In the Owlet consumer litigation, plaintiffs alleged that the Smart Sock was defective – giving false alarms that cause parents to think their baby is ill, while also failing to detect abnormal oxygen levels and heart rates – allegedly the “exact purpose” for which the product was designed and advertised; see Ruiz and Marisela v Owlet Baby Care, Inc., Case No 2:19-cv-00252-HCN-DBP (D. Ut. 2019). Plaintiffs alleged that this material information was not disclosed to consumers before sale, the company actively concealed its knowledge of these defects, and that the company failed to disclose that the product can burn babies' feet, even when used as instructed. In June 2020, the court ruled on the defendant’s motion to dismiss and gave plaintiffs leave to amend their complaint. Plaintiffs sought leave to file an amended complaint on 1 July 2020. Subsequently, on 3 August 2021, the court denied plaintiffs’ motion for leave to file the proposed amended complaint and dismissed the case, having found that the amended complaint asserted essentially the same claims asserted in the previous complaint and dismissed by the court.

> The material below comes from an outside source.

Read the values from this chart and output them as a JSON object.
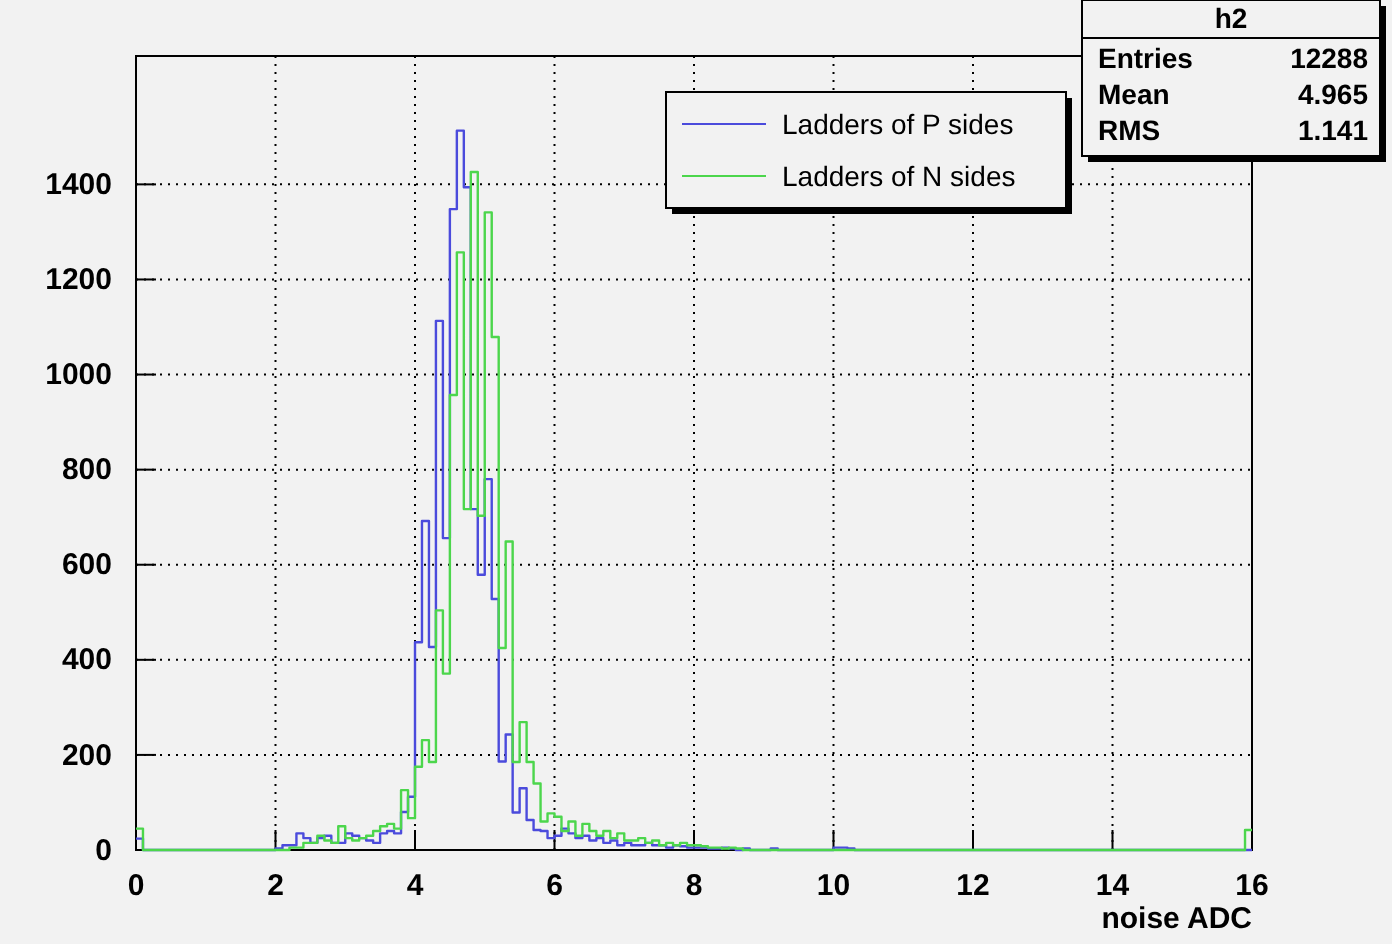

Ava Science, Inc. also faced a challenge regarding claims for its Ava Ovulation Bracelet arising out of NAD’s routine monitoring programme. The NAD focused on whether a “one-year guarantee of pregnancy” claim that hyperlinked to a money-back guarantee, and a social media post that displayed a picture of a pregnant woman next to “one year pregnancy guarantee” in a circle communicated a money-back guarantee message or a product performance claim (guaranteeing pregnancy); see Ava Science, Inc., Ava Ovulation Bracelet, NAD Case No 6348 (6 February 2020).
The NAD concluded that the pregnancy guarantee claim was tied to the “performance result” (pregnancy) rather than the refund which may be issued if the product does not perform as claimed, and recommended modifications to the claim and hyperlink. After Ava Science failed to confirm it would comply with NAD’s recommendations, the NAD referred the matter to the FTC in March 2020. The FTC decided not to take additional action but reserved the right to take further action as the public interest demands.
Companies entering the market for digital health tools, especially femtech and babytech products, face a number of important considerations. These include whether the product is subject to regulation as a medical device, and whether to develop and position the product in order to seek regulation and clearance through the medical device pathway. Although medical device status carries particular regulatory compliance burdens, it can allow companies to lawfully promote their products for prevention, treatment and management of key aspects of consumers’ health.
As recent announcements of intention to seek FDA clearance of babytech products not currently subject to regulation as a medical device suggest, companies in this sector see FDA regulation as a way to grow their markets. Overall, the femtech and babytech sectors and related product offerings are poised to continue expanding, and will continue to push the agencies’ frameworks for regulation and oversight.